- This bug that you create x engines in a depot and shoot up your company value i heard of this before. Didnt know if that was true or not but thats a pain indeed. Isnt there a possibility to substract this in the CV-calculation formula? (something like: CV" = CV - (engines [complete trains] that have <=0 income this year * their value) ? Or is that to simply thought?
well in the mindmap linked above i tackled it with subtracting the total value of all stopped/crashed vehicles. but you are right, i have also added "total value of all vehicles without positive income is SUBTRACTED" now. should be technically possible but right now everything is still nothing but theory.
- The thing i mentioned about the different cargo types is also a fragile part because a few short trains with different types and i transported 8/8 types cargo.
yes, good point.
what would be also a way to circumvent the problems of perf. ranking while keeping its positive aspects would be to not use perf. but making the same criteria part of the score algorithm, just in a smarter way.
e.g. we give a reward for cargo diversity too (like +1 XP for every cargo type transported) but only cargo types that you transport at least 20% of the amount of your most used cargo type are counted. that means if you focus on coal and transport 100,000 tonnes of coal per quarter you must at least transport 20,000 litres of oil to have oil count as another cargo type you are seriously transporting.
this won't be 100% accurate as not all units of all cargo types work on the same scale and not all industries grow their production the same, but it should still do a much better job than only checking whether any single object of a specific cargo type was transported.
put that idea also into the mindmap.
- You must be joking that you have the option to send money to other companies on? ... really :/
players like to use it to boost each other and lend each other money, it often leads to a quite social gameplay i often wonder about. and as long as the score system isn't just depending on money or CV alone the advantages of money transfer aren't really big (except in the beginning, as i mentioned, initial boosting...). it has always been enabled and didn't cause any problems in the past.
circumventing weaknesses in the score algorithm by disabling game features is never an elegant solution, rather a last resort of there is no other way to mitigate a potential problematic effect. i still hear you that this poses a higher risk of getting abused than many other features and we should watch it carefully. but this we can still review again when the score idea is finished - then we'll see whether disabling it would be necessary or the benefit from it would be too small to have a considerable effect.
- And if possible calculate the time taken on a monthly or quarterly base. Instead of only yearly
unfortunately one technical limitation comes into play here: the CV value OpenTTD gives out to external applications over its interface is only updated quarterly, so that would be the lowest possible interval we can depend on (i know the OpenTTD client calculates it locally and real-time, but it can do this only because it has more data than our external application and has the exact same formula programmed into it as the server).

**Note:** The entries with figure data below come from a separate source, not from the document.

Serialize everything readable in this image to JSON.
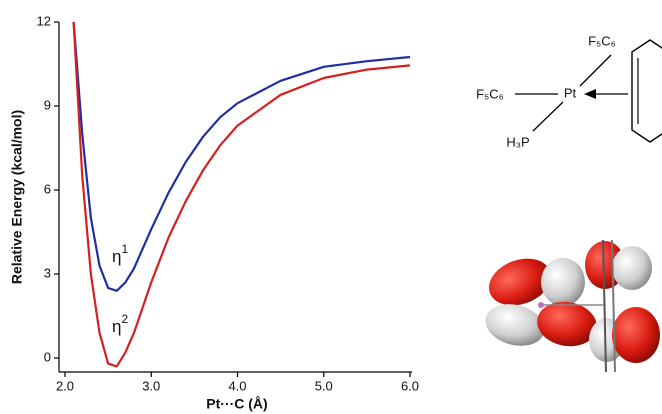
{
  "chart_data": {
    "type": "line",
    "xlabel": "Pt···C (Å)",
    "ylabel": "Relative Energy (kcal/mol)",
    "x": [
      2.1,
      2.2,
      2.3,
      2.4,
      2.5,
      2.6,
      2.7,
      2.8,
      3.0,
      3.2,
      3.4,
      3.6,
      3.8,
      4.0,
      4.5,
      5.0,
      5.5,
      6.0
    ],
    "series": [
      {
        "label": "η",
        "label_sup": "1",
        "color": "#1f2fa0",
        "values": [
          12,
          8.0,
          5.0,
          3.3,
          2.5,
          2.4,
          2.7,
          3.2,
          4.6,
          5.9,
          7.0,
          7.9,
          8.6,
          9.1,
          9.9,
          10.4,
          10.6,
          10.75
        ]
      },
      {
        "label": "η",
        "label_sup": "2",
        "color": "#d42020",
        "values": [
          12,
          6.5,
          3.0,
          0.9,
          -0.2,
          -0.3,
          0.2,
          0.9,
          2.7,
          4.3,
          5.6,
          6.7,
          7.6,
          8.3,
          9.4,
          10.0,
          10.3,
          10.45
        ]
      }
    ],
    "xlim": [
      2.0,
      6.0
    ],
    "ylim": [
      -0.5,
      12
    ],
    "xticks": [
      {
        "value": 2,
        "label": "2.0"
      },
      {
        "value": 3,
        "label": "3.0"
      },
      {
        "value": 4,
        "label": "4.0"
      },
      {
        "value": 5,
        "label": "5.0"
      },
      {
        "value": 6,
        "label": "6.0"
      }
    ],
    "yticks": [
      0,
      3,
      6,
      9,
      12
    ]
  },
  "diagram": {
    "labels": {
      "top": "F₅C₆",
      "left": "F₅C₆",
      "center": "Pt",
      "bottom": "H₃P"
    }
  }
}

apart from that your suggestion is not really clear to me. calculate what against what? the time taken after a quarter...is a quarter. so i guess you mean see how much the CV has raised between quarters? and then give scores for it, more scores the more the CV increased within that quarter? or only check quarterly whether the goal was reached and at the end give higher score the lower the amount of years played is?

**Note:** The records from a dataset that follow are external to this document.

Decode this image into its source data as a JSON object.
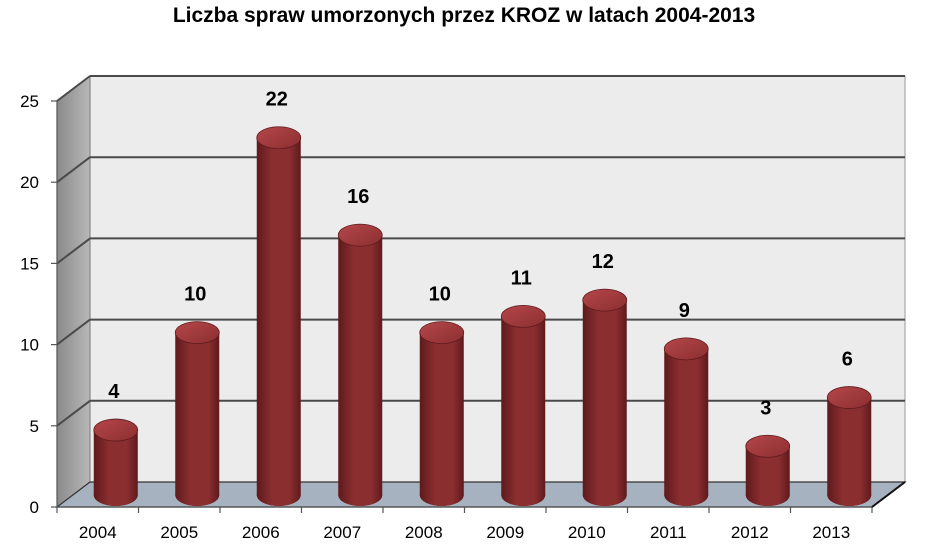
{
  "chart_data": {
    "type": "bar",
    "title": "Liczba spraw umorzonych przez KROZ w latach 2004-2013",
    "xlabel": "",
    "ylabel": "",
    "categories": [
      "2004",
      "2005",
      "2006",
      "2007",
      "2008",
      "2009",
      "2010",
      "2011",
      "2012",
      "2013"
    ],
    "values": [
      4,
      10,
      22,
      16,
      10,
      11,
      12,
      9,
      3,
      6
    ],
    "ylim": [
      0,
      25
    ],
    "yticks": [
      0,
      5,
      10,
      15,
      20,
      25
    ],
    "grid": true,
    "legend": "none",
    "style": "3d-cylinder",
    "colors": {
      "bar": "#8b2e30",
      "bar_dark": "#5e1a1c",
      "bar_light": "#b5474a",
      "wall": "#ececec",
      "side_wall": "#b8b8b8",
      "floor": "#a6b2bf",
      "grid": "#4a4a4a"
    }
  }
}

That said, im no coder or anything so i have no clue how easy/hard this stuff is
that's why on the right side in my picture i included every piece of information the game is giving me as a coder, but explained as normal text, so everyone knowing OpenTTD should be able to understand it. everything you see there can theoretically be taken, summed up, averaged, calculated against other values, measured on different scales, set in relation to other values, get multiplied by other values, get added or subtracted...whatever helps. which values you consider, how much weight you give each value and the way you let it influence the final score is more a mathematical and logical question than one for coders.